Twenty years ago, Anthony Portantino read in his local paper that his hometown’s next elections would not be held because no one was running.
“Next time there’s an election, I’m going to run just so we have an election,” Portantino recalled thinking.
Portantino ran for city council the following year and lost by just two votes. But after a successful city council bid the next year, Portantino was elected first to the state assembly and then to the state senate.
Portantino, now Sen. Portantino (D-La Cañada Flintridge), visited Pitzer College on Oct. 27 as part of the Pitzer Student Senate’s Mindful of the Future series. About eight people attended.
Portantino, who represents Claremont in the California State Senate, started the event by explaining how he got involved with politics.
“One of the reasons I work so hard now is that I truly understand that every vote matters,” he said.
Portantino is passionate about creating legislation to enforce a late start for California public schools. His goal is for schools to start no earlier than 8:30 a.m. because he said extensive research has shown that later starts to improve many aspects of the academic lives and health of high school students, including test scores, attendance, and sports participation. Portantino said there is no evidence that later starts in high schools would be costly.

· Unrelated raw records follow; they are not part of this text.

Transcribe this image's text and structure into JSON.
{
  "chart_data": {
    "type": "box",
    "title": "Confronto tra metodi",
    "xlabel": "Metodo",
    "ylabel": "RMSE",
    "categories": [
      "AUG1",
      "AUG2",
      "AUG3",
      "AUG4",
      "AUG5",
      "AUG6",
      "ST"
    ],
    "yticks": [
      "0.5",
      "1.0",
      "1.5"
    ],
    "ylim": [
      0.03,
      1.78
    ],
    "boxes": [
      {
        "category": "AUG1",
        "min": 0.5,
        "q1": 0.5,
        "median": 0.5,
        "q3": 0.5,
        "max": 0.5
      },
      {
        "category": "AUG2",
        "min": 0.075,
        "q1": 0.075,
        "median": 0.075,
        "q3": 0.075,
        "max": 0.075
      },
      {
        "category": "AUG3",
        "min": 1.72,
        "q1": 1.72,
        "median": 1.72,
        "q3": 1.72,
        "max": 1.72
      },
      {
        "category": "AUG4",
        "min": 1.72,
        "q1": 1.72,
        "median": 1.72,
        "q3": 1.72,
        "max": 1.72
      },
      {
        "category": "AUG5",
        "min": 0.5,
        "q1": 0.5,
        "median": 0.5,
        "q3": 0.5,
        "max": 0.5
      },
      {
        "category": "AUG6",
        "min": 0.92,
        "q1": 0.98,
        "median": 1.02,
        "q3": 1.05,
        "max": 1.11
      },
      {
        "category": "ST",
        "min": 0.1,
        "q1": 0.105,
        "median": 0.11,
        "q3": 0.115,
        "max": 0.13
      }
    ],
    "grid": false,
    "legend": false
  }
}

He created a bill that called for later starts in schools, which passed in the state senate but received pushback in the assembly. Portantino has also received criticism from school districts who don’t want late start to be implemented.
“My biggest frustration on this issue is people who are putting adult concerns over the interests of the kids,” he said.
Portantino said he does “a little bit of everything” and told TSL he’s also invested in environmental issues. He believes there needs to be nonpartisan discussion before any change can be enacted.
“There used to be discourse about what’s in the best interest of our society and it wasn’t partisan,” he said. “Now climate change has become a litmus test. … It’s become partisan.”
If students are interested in politics, Portantino said, they should pursue their passion. “Don’t be afraid to start small,” he said.
He advised students to think bold.
“Roll up your sleeves and get involved in a campaign, a cause, a public policy area you care about,” Portantino said. “This is the time to do it.”
Some of Portantino’s work has directly impacted the 5Cs. For instance, the senator opposed a recent proposal to cut Cal Grants for private schools. Instead, Cal Grants were raised by $2,000 this fiscal year.